Tags: Professional Learning Community · Teacher Learner

Creating an ensemble

June 16th, 2008 · 2 Comments

One of the things that I can tell is going to be interesting about our professional learning community we have formed at my campus is the diversity of teachers involved.  We have members from departments all over campus, from English to science to special education to band.   And it’s fascinating hearing their perspectives on teaching and learning and what it looks like to them.  

 It also strikes me that one thing that happens in schools is that we tend to talk to the people we already work with–reinforcing our own beliefs, but not necessarily ever challenging them.   One of the real values of finding ways for teachers to talk across grade levels and departments is that it does offer the opportunity for fresh ideas and differing viewpoints to emerge.

As our band teacher talked at our coffee about how he works with students, it was very illuminating and somewhat different than how other teachers tend to approach things.   For one thing, he doesn’t use the same pieces from year to year, so he’s always learning new pieces along with the students.  And the idea of ensemble is very important–because if one student isn’t prepared for practice, it hinders everyone in the ensemble.  Students don’t always see their work in the rest of school that way–as part of a group where their contribution and responsibility to others is significant.

What if we treated students in our libraries or classrooms this way?  Like an ensemble where every “player” was significant to creating the music of learning?   So that students know that their work and contributions affect everyone else in the room?

At our staff retreat last August, we stumbled through an outdoor team-building exercise where a group of us had to balance on a log, and reorganize the order we were lined up in.  But we could only communicate through making animal sounds or gesturing like the animal.   But even though not all of us knew one another well–we all were committed to helping ALL of us stay on the log and winning the challenge.

Do our classrooms function this way?  Do all the students involved help all of their peers ’stay on the log’?  Everyone stumbles from time to time–but what more power is there in a classroom if students know that everyone there would be trying to help them get back on track?

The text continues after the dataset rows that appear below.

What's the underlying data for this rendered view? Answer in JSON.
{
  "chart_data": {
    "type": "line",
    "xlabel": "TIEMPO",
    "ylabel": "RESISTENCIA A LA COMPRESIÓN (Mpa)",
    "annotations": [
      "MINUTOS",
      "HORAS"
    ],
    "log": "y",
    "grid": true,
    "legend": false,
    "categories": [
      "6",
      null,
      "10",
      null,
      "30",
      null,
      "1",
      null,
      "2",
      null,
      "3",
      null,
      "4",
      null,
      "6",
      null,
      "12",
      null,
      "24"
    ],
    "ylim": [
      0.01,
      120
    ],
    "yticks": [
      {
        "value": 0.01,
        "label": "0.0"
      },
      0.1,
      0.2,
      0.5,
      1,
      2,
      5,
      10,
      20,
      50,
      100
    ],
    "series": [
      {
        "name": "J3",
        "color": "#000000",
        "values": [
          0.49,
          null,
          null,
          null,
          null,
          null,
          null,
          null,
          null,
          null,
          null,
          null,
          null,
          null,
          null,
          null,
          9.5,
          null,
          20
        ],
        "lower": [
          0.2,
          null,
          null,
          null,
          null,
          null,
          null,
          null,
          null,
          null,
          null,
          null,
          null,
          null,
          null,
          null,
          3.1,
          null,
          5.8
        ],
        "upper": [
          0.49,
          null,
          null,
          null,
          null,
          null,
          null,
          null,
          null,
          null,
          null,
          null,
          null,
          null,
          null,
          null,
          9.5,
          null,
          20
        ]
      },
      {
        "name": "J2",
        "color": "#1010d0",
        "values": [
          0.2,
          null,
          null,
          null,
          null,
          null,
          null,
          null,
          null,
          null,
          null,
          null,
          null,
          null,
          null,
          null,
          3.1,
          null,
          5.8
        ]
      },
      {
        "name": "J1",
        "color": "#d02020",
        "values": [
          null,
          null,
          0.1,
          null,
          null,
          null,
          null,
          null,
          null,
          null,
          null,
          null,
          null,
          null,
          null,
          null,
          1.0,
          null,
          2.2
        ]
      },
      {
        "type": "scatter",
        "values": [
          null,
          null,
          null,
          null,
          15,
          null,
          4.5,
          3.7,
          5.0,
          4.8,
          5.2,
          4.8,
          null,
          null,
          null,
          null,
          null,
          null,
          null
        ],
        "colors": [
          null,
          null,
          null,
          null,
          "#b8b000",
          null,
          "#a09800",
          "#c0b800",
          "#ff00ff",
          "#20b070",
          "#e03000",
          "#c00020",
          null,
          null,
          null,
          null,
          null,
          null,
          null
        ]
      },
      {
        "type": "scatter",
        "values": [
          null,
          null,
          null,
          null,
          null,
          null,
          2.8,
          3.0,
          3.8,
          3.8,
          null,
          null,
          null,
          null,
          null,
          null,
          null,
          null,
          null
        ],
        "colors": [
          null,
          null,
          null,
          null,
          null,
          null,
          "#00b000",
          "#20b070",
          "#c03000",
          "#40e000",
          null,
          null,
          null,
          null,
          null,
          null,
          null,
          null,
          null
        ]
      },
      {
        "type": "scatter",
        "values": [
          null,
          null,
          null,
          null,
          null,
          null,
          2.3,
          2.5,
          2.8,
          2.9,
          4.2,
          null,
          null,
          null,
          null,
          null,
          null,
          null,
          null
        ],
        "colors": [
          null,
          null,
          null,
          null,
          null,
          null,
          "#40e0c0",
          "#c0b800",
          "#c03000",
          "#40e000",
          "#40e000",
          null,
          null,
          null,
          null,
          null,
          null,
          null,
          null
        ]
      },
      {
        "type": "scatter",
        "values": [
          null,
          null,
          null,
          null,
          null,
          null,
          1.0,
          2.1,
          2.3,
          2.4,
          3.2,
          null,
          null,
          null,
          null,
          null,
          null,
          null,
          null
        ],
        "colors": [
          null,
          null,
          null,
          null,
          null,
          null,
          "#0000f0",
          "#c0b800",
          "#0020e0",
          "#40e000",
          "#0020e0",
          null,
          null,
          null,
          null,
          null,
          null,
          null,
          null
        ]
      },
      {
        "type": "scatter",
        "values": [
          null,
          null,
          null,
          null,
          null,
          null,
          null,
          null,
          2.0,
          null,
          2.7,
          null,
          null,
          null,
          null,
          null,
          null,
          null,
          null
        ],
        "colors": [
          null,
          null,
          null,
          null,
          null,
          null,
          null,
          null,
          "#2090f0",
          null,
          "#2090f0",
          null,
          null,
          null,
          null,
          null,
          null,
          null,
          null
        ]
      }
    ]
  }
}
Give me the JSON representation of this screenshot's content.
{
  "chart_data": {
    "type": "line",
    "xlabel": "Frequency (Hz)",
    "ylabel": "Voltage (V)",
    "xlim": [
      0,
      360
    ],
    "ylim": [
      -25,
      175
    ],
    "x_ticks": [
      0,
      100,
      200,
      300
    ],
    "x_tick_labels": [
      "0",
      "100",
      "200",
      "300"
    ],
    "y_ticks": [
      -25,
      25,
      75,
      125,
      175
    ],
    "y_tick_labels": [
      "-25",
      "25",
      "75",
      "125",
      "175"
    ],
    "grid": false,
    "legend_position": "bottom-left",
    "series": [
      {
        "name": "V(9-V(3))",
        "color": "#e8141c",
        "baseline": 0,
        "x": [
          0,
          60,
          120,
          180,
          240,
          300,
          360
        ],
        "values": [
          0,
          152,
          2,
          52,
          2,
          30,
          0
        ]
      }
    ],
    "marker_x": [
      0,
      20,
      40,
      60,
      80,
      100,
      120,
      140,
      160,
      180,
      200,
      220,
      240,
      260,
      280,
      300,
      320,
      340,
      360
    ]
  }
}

Similarly, what if instead of seeing themselves as competing departments (this is high school more than elementary)–teachers saw that they were all part of an ensemble, where all the players were necessary to creating and supporting the whole?

Dennis Littky talks in his book The Big Picture about the importance of advisories to personalizing school for students.   But I think even our classrooms can function this way.

It takes believing in our students, though, as our teacher Valerie Taylor pointed out.  She shared some research from a dissertation at U.T. by Brian Lawrence(or Laurence?), where he explored the perspectve of deficit thinking.  When we see students as incapable of something, we tend to approach them in certain ways because we are thinking of them as doing “without” something.  But if we approaching them by valuing what they do bring (essentialist thinking) then we are able to invite them in because we believe that everyone has something to contribute.

This is key to creating an ensemble in the classroom or with a group of students or with a group of teachers.     Our respect for the fact that every member of the ensemble has something to contribute is paramount.   When people know they matter, they show up, not just physically, but mentally and creatively as well.

So I’m wondering, what do we do to foster ensemble-thinking in our classrooms?